I like to have a clear vision and ensure there are competent staff and credible partners in place. My leadership style is meritocratic and collaborative, building an organisation based on meritocracy and letting senior staff have the space to make decisions and then also be held accountable for the results.
IN YOUR OPINION, WHAT ARE THE MOST IMPORTANT THINGS WE SHOULD START AND STOP DOING IN SOUTH AFRICA TO TACKLE THE YOUTH UNEMPLOYMENT CRISIS?
Make radical changes to improve the quality of education in the worst 50% of schools, so that young people have the educational assets to truly change their futures is important.
Interventions that offer bang for buck and are explicitly designed for the execution capacity we have now (rather than for the capacity we wish we had) are crucial. This includes the fact that some stakeholders (even within the same constituency) are guaranteed not to cooperate with each other, and the country cannot wait for complete consensus. Lessons must be learned from disastrous experiments of the past, such as Outcomes-Based Education in the 1990s, which collapsed the public schooling system when it was realised too late that the global theory did not have the prerequisite actual teacher capacity in our government schools.
Also learn from programmes that have worked. From my own experience, I have seen enough stakeholders work well together to agree and implement a Health Roadmap to virtually solve the HIV/Aids crisis in 2008 (remember what a mess that was?).
Similarly, South Africa has emerged as a world leader on the renewables/global climate change agenda, as witnessed at the recent COP26 in Glasgow.
WHAT EXCITING PLANS DO YOU HAVE FOR THE FUTURE – BOTH PERSONALLY AND FOR THE ORGANISATION?

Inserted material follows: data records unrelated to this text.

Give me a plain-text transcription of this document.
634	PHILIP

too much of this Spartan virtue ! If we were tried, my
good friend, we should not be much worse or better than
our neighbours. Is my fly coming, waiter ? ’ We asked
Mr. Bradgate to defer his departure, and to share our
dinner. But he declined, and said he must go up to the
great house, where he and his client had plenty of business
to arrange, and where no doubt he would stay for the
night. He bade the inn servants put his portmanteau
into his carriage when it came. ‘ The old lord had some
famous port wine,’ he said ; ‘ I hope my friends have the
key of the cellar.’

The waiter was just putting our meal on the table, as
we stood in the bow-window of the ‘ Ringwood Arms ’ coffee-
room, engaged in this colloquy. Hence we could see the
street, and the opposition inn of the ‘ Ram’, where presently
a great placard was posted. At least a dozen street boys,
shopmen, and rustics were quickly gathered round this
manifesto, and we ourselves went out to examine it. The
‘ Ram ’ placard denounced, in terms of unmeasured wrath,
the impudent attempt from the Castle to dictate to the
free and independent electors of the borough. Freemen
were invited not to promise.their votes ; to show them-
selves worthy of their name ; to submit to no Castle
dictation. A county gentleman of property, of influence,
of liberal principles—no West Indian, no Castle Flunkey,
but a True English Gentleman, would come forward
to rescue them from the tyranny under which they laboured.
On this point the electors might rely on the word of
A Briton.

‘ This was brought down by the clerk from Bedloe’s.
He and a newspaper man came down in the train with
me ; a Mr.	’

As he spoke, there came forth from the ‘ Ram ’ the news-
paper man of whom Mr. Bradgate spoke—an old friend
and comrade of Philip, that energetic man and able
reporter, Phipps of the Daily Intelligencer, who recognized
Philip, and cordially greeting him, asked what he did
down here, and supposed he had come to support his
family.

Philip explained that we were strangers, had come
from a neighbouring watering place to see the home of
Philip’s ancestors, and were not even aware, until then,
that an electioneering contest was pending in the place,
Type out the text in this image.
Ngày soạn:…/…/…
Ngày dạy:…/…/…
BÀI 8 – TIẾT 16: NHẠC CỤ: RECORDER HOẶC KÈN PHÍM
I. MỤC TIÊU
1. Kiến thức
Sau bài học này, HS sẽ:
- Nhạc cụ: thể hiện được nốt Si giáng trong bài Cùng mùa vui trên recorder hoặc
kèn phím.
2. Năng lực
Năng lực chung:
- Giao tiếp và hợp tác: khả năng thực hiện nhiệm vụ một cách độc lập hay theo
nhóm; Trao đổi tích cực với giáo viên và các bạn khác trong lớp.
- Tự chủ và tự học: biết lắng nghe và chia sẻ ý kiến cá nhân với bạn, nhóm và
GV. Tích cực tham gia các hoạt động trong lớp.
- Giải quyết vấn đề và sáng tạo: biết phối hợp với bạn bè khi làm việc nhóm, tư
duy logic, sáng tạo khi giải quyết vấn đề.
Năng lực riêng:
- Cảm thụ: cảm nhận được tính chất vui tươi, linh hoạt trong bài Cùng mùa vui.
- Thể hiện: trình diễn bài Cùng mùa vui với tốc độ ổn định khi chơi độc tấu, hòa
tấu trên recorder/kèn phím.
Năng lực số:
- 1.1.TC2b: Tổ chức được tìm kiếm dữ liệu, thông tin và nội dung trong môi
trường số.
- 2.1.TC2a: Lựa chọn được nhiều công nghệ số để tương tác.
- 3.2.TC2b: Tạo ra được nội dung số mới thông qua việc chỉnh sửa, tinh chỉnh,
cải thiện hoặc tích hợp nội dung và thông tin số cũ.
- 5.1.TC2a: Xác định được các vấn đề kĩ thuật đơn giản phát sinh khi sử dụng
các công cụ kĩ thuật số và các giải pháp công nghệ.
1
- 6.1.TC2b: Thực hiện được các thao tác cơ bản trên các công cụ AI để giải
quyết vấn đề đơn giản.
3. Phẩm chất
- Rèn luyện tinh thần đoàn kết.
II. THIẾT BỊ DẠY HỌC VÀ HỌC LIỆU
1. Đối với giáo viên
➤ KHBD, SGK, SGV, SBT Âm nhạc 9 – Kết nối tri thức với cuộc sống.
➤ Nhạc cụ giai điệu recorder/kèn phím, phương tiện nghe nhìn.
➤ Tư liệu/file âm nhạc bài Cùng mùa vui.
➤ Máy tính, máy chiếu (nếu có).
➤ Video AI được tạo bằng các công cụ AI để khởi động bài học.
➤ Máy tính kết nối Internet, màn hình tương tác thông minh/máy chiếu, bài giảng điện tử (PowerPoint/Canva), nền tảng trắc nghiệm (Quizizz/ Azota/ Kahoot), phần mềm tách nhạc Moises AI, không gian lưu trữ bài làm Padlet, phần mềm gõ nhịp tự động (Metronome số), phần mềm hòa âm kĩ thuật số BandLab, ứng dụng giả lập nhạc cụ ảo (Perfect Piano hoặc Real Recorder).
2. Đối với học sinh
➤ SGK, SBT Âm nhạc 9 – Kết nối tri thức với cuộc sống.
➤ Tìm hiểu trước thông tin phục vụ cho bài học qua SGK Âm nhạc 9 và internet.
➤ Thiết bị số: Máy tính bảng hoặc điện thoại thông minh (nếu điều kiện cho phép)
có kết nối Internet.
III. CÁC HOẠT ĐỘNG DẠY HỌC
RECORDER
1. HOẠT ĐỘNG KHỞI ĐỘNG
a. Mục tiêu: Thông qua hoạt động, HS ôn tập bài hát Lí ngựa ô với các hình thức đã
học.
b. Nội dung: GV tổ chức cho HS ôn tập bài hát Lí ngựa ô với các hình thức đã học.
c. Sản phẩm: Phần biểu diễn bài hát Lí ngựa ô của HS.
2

I have recently been appointed to the National Planning Commission (NPC; where commissioners are part-time) and chair the Economy and Employment working group of commissioners. I am hoping to support the important work the NPC is doing and forge partnerships between the state and the private sector (including the 2 200 corporate partners of YES) that can position South Africa well for the future. As a “greenie”, I am a big supporter of ESG and SDGs. As YES also works with many measurable ESG outcomes, YES can offer much more than just a B-BBEE benefit to corporations. This is an exciting journey for YES.
DO YOU HAVE A MESSAGE FOR OUR READERSHIP?
As a country, we must be optimistic to see the opportunities and pragmatic to take advantage of them. In the end, the world does not owe South Africa anything. South Africans – regardless of their background or politics – will have to work together to ensure we have a growing economy that can create jobs and generate taxes to pay for what we need. If we can do that, we may just stave off the looming catastrophe that youth unemployment represents to our young democracy.